Now I've designed and worked tapestries for years. And sometimes they have been born out of life crises and they became a way of creating brief interludes of equilibrium. You know you're stressed when the thread is pulled too tight; and the discipline of counting cotton strands, and mixing tone and colour requires an attentiveness that gives the mind a break from more painful realities.
So those words describe an image that has serious and persuasive power for me, especially those times when my own life tapestry has had to be worked with sombre colours. In the overwhelming sense of loss and disorientation that befalls us with the death of someone we have loved as life of our life, it is hard to see any light, and no thread of gold is either apparent or seems even appropriate. For grief compels and requires of each of us our personal encounter with the reality of who and what we have lost...a journey the Psalmist calls "the valley of the shadow of death."

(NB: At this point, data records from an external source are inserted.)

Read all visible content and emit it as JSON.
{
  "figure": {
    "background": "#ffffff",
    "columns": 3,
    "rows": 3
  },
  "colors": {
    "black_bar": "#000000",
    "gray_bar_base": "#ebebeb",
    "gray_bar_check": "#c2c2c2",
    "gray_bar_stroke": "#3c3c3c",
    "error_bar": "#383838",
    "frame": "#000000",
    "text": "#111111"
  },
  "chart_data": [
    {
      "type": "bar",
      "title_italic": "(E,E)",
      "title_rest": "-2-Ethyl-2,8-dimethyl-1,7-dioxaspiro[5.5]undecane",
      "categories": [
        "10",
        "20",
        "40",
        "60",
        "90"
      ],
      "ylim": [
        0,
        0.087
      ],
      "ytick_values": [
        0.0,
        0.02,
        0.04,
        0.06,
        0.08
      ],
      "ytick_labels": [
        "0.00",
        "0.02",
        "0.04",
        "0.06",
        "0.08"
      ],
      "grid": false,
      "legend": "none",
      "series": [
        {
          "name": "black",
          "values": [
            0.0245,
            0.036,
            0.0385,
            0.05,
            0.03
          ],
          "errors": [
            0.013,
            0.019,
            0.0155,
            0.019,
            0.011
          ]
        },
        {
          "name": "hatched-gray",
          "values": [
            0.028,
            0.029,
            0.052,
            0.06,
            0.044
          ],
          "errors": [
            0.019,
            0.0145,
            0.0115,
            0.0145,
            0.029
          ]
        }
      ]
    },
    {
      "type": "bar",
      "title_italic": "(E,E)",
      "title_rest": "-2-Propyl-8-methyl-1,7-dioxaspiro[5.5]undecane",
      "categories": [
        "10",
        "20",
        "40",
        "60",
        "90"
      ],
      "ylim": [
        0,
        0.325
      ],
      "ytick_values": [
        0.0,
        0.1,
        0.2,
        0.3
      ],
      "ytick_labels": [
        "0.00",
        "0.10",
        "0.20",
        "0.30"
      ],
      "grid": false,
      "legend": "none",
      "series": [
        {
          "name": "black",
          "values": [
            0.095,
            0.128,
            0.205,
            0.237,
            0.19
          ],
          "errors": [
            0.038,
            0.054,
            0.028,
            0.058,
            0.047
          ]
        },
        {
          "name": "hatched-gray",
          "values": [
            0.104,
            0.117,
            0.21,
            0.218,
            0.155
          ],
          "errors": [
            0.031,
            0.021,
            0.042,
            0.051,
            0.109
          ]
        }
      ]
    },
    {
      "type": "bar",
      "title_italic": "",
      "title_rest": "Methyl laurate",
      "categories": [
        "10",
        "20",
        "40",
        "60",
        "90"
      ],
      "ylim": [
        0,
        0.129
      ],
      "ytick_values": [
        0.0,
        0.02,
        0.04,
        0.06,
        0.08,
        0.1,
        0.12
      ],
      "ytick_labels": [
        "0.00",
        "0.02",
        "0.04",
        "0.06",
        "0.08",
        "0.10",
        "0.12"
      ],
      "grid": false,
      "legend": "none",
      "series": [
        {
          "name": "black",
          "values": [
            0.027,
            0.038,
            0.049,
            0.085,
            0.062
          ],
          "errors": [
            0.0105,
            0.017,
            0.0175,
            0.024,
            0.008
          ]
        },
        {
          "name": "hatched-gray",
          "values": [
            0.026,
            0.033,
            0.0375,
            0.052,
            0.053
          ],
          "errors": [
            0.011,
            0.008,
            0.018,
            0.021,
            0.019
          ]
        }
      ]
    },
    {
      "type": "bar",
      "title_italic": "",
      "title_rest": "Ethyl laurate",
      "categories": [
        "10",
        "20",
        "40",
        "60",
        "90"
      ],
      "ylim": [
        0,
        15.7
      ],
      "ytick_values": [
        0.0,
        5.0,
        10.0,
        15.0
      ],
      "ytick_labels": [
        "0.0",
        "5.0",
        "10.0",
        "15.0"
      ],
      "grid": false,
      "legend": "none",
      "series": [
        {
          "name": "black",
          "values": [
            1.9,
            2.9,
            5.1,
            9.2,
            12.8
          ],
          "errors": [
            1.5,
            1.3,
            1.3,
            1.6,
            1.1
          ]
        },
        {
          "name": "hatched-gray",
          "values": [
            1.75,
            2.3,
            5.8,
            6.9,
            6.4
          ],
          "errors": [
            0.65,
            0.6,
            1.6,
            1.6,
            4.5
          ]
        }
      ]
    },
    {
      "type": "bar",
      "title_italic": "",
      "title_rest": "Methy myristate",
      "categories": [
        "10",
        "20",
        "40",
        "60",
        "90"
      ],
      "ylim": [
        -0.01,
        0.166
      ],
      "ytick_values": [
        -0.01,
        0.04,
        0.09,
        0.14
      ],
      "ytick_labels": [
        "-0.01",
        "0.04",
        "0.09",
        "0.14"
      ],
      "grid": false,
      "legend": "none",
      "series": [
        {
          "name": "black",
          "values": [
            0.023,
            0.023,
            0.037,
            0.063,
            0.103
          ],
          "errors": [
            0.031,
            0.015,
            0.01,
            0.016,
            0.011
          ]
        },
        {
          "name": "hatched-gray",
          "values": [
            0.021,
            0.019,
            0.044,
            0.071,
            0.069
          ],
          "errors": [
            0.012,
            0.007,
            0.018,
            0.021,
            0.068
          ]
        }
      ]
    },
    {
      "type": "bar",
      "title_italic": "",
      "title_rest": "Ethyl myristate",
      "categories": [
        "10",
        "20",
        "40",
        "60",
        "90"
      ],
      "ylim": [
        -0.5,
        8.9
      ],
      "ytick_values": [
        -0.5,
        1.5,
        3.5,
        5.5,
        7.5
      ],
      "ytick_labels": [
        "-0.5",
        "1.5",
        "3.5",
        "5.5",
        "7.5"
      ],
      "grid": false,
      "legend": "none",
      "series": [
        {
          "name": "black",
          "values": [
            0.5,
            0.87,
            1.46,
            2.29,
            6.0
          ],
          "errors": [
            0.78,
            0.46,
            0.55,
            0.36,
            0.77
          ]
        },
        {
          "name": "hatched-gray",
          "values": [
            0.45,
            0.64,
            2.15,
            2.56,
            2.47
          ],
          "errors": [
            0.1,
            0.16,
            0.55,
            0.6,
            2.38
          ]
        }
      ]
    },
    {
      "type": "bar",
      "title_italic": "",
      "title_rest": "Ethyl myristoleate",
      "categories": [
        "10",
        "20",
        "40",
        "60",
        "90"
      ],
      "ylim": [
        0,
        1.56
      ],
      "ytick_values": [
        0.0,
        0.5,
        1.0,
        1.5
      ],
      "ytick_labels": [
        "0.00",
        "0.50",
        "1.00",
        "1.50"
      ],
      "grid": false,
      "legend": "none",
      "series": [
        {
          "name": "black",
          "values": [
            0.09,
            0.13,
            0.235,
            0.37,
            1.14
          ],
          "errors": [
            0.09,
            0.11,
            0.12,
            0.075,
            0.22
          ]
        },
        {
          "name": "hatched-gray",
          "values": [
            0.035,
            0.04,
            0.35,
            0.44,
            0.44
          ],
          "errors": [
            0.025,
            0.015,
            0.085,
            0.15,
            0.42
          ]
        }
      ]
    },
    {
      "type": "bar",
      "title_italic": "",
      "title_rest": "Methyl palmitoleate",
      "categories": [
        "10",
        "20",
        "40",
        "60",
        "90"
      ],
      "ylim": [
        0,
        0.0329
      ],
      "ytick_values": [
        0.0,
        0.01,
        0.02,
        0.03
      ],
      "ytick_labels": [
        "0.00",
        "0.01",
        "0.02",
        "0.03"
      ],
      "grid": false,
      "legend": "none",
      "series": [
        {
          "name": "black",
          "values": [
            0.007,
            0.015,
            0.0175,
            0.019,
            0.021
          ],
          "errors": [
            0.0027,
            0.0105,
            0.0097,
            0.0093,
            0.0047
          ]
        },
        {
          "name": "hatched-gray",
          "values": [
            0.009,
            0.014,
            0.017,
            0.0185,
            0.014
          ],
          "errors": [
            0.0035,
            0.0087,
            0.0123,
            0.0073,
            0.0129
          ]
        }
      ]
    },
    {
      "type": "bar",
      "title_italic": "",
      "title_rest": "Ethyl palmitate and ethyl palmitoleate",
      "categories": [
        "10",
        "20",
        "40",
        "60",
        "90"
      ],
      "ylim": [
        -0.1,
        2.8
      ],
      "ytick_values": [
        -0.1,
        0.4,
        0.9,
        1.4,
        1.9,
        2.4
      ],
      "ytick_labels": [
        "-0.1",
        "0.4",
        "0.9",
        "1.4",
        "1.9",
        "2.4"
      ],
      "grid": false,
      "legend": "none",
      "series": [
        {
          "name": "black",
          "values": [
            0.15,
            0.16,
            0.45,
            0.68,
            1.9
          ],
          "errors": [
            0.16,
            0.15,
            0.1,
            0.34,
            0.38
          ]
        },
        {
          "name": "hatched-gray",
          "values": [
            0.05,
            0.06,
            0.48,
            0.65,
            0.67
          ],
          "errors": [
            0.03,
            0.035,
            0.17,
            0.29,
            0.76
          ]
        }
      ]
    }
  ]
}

And yet. As a Christian I believe in that thread of gold. As a looked for pencil line of light along the horizon of the long night; as a seed of hope planted in the deep and dark soil of Calvary, awaiting resurrection; as one whose life is a following faithfully after Jesus, believing his words about resurrection and life, the peace only God can give, the love that never lets go, the forgiveness that never turns away. Or that thread of gold glimpsed in the ordinary yet extraordinary kindness and prayers and companionship of those who have come close to share the sorrow and whose love glitters in our darkness. Threads of gold, woven through sombre colours.
Those sombre colours are inevitable, even necessary, for the integrity and balance of the pattern that is our shared life, and every human life. For myself, the thread of gold that runs through my life is neither sentimental optimism nor certainty based on disallowing hard questions. The thread of gold that runs through my life, and that glitters against the sombre colours, is faith that takes the risk of trusting God. I believe deeply, and try to trust daily, the Eternal self-giving love of God revealed in Jesus - his words, his ministry, his death and his resurrection. In Jesus God placed redeeming love and recreative purpose at the centre of all reality.
Such faith clearly gives no immunity to heartbreaking loss, nor does it allow us to evade grief beyond words, nor does it defend us from that inner brokenness of human hearts that may never fully heal. But it does draw those deeply wounding experiences of bereavement, grief, suffering and loss into a larger pattern of meaning. The redemption of suffering, the reconciliation of a broken world, the forgiveness of all we have wronged and all that has wronged us, the renewal of hope in despairing hearts, the restoring of relationships sliced apart by death; however we describe this world's and our own brokenness, love is at work from all eternity, and came into our human history with healing purpose and the gift of a radical hope. The Cross and Resurrection are the beating heart of the Christian gospel, the place where finally and definitively God takes ownership of a shattered creation, and remakes it towards a new future.
For me faith in that kind of God is the thread of gold that glitters, - sometimes, - in the woven texture of our lives. The sombre colours, when they don't obscure it, are part of a larger pattern and purpose of a God whose love raises as many questions as it answers. Which is why Julian of Norwich, that wisest of theologians of the love of God, chose to speak with a simple image about mysteries beyond our ken:
“And in this he showed me a little thing, the size of a hazel nut, lying in the palm of my hand, as it seemed. And it was as round as any ball. I looked upon it with the eye of my understanding, and thought, ‘What may this be?’ And it was answered generally thus, ‘It is all that is made.’ I marvelled how it might last, for I thought it might suddenly have fallen to nothing for littleness. And I was answered in my understanding: It lasts and ever shall, for God loves it. And so have all things their beginning by the love of God.
And into the eternal care and creative purposes of such love, we have entrusted our daughter Aileen, and ourselves. Sombre colours, and a thread of gold. The tapestry of our lives.